The circumstances of the crime are described by, among others, Dr. Zbigniew Lewicki, who, on the day after the tragedy, went to the ghetto to look for Prof. Raszeja after he had failed to return from his pass, and by Władysław Szpilman, who, in his memoirs published after the war, states that A. Gutnajer was shot under anesthesia on the operating table. According to Marek Edelman, this crime, as well as others carried out on 21 July 1942, were intended to intimidate the ghetto population so that it would not put up resistance during the displacement action planned for the following day.
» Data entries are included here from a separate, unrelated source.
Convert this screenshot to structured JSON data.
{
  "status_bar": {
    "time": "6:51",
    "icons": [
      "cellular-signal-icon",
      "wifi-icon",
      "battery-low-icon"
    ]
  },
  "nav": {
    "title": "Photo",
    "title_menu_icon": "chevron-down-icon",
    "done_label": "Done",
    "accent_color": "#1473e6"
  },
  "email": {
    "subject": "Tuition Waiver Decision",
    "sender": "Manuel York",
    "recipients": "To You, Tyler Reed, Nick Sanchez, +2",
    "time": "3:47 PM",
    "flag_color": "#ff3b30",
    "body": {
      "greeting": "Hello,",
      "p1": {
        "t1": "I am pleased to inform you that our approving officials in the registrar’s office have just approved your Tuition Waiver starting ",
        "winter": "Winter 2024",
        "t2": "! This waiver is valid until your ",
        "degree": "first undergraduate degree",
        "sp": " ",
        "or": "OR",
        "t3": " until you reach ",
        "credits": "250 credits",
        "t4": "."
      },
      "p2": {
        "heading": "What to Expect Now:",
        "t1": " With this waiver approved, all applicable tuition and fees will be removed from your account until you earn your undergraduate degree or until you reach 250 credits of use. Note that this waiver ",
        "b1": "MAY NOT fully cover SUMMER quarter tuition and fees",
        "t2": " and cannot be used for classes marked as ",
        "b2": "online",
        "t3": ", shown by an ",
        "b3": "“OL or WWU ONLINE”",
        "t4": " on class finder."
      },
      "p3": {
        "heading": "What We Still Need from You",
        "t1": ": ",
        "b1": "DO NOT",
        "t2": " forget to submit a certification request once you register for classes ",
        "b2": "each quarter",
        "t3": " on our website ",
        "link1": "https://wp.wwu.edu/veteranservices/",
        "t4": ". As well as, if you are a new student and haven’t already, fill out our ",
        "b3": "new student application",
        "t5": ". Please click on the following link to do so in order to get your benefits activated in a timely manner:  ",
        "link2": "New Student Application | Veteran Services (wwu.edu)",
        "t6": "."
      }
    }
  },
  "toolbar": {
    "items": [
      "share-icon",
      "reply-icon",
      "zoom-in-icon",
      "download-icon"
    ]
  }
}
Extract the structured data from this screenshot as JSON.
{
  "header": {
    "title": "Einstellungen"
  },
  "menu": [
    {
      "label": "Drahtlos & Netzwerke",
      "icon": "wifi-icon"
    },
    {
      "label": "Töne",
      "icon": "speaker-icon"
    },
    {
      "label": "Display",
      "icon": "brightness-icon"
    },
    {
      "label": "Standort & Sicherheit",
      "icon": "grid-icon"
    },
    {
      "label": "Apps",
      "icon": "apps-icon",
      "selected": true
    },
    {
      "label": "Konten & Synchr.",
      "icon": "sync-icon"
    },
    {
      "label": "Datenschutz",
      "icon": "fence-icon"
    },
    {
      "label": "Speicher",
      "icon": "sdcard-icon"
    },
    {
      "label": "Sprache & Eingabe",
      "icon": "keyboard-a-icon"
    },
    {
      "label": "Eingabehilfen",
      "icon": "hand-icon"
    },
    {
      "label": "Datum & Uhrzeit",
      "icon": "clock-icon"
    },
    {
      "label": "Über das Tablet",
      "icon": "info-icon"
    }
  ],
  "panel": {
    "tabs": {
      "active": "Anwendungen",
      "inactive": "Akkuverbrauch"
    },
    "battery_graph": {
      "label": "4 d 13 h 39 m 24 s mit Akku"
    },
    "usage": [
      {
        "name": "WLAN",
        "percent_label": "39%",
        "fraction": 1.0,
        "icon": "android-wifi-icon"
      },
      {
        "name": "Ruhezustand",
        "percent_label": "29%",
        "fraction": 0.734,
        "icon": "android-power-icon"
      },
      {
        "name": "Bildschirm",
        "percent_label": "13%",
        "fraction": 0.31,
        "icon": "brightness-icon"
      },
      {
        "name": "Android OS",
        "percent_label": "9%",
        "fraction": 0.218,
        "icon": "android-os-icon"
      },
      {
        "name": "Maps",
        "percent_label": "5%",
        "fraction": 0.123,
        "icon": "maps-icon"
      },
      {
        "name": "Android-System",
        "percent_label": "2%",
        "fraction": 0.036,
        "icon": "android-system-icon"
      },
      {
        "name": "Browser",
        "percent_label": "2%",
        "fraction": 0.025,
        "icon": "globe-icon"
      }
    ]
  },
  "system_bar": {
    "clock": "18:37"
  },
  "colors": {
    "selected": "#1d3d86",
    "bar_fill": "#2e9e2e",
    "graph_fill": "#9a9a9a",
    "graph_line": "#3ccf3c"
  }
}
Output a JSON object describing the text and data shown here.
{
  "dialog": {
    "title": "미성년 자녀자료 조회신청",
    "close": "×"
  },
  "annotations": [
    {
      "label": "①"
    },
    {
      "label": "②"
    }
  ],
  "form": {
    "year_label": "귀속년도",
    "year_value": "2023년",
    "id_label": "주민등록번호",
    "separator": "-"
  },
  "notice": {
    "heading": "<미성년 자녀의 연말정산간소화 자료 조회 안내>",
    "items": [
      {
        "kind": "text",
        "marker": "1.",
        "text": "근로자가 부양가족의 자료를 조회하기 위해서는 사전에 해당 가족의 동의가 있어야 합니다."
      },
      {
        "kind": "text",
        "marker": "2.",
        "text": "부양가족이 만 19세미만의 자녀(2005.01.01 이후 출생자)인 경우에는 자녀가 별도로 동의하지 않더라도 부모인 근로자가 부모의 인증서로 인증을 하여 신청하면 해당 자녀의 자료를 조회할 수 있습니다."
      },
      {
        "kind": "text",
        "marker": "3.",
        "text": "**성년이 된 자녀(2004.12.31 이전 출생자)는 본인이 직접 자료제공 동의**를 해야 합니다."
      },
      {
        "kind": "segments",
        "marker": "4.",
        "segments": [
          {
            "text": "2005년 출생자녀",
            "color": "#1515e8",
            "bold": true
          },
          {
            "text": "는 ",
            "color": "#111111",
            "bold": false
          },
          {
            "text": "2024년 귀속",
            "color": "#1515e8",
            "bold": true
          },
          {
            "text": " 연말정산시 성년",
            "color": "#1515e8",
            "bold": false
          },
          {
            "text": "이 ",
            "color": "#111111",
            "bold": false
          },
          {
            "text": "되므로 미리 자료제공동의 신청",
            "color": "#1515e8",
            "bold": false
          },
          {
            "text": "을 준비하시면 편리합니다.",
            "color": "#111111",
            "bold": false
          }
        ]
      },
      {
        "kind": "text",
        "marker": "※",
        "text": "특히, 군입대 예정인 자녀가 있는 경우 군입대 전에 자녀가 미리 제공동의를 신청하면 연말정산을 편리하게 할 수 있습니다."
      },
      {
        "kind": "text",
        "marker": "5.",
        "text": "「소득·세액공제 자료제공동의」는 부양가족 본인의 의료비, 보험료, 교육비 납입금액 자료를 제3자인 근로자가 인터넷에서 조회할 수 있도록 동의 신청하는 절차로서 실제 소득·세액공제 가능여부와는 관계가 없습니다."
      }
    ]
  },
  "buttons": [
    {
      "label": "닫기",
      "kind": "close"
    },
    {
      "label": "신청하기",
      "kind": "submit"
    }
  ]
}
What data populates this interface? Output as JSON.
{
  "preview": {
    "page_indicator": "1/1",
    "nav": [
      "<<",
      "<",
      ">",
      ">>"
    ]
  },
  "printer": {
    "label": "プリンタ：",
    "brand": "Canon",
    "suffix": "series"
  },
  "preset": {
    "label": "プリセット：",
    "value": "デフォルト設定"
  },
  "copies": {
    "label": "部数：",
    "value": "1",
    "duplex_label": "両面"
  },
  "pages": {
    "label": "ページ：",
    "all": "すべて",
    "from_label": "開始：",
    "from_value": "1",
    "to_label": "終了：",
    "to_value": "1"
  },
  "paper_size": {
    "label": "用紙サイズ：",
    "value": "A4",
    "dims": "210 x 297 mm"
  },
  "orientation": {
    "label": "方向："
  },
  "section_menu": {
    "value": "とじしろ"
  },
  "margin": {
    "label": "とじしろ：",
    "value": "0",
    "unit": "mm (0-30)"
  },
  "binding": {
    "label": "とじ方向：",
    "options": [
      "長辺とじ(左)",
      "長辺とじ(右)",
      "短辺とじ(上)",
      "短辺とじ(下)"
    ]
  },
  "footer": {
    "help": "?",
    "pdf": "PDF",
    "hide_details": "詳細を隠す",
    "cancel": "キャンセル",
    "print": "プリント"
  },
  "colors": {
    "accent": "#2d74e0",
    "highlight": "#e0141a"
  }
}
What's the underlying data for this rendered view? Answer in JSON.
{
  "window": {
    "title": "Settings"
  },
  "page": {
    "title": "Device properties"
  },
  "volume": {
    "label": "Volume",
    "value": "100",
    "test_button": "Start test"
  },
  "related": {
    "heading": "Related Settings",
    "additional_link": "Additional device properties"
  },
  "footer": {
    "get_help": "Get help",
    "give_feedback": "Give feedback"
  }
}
The bodies of the victims of the murder on 26 Chlodna St. were quickly buried in a mass grave in the Jewish cemetery on Okopowa St. in Warsaw's Wola district.

== Postwar ==
Abe Gutnajer's son, Ludwik, survived the war. He fought in the September campaign against both the Germans and the Soviets, then as a soldier of the Independent Carpathian Rifle Brigade he participated in the Battle of Tobruk in 1941, and then as a bombardier he took part in RAF combat flights over Germany.

== Family ==
Abe Gutnajer's brothers also ran reputable antique shops in Warsaw and were regarded as well-known art collectors. Bernard Gutnajer ran an antique shop in the English Hotel at 6 Wierzbowa Street, while Józef had an antique shop on Zielna Street. In addition to hundreds of Polish paintings, Bernard Gutnajer owned many decorative art objects.

== Cultural influence ==
In his "Chronicles of the week", Antoni Słonimski used a word he created himself, "abergutnajerism", to describe his preoccupation with past times in reference to Abe Gutnajer's interest in 19th century painting.

== Restitution claims ==
In March 2006, Pieter de Grebber's "Portrait of a Reading Man," stolen from Gutnajer's apartment in the ghetto, was found in the registry and catalog entitled "Wartime Losses. Foreign Painting," published after the war by the Ministry of Culture and National Heritage. The exhibitor of the painting at Christie's auction house in London was an anonymous seller from Latvia. The painting was valued at 800-1,200 pounds at the time of the exhibition. The discovery that it is a Greberr painting was made by experts from the Art Lost Register. After negotiations led by professor Wojciech Kowalski, who is the Ministry of Foreign Affairs plenipotentiary for the Restitution of Plundered and Displaced Cultural Property, it was agreed that the profit from the sale of the painting would be divided equally between the Latvian seller and the heirs of Abe Gutnajer, his daughter-in-law Eve Gutnajer-Infanti and grandchildren Stefan and Krystyna. On 25 April 2008 the painting was sold for £46,100 to London dealer Johnny von Haeften.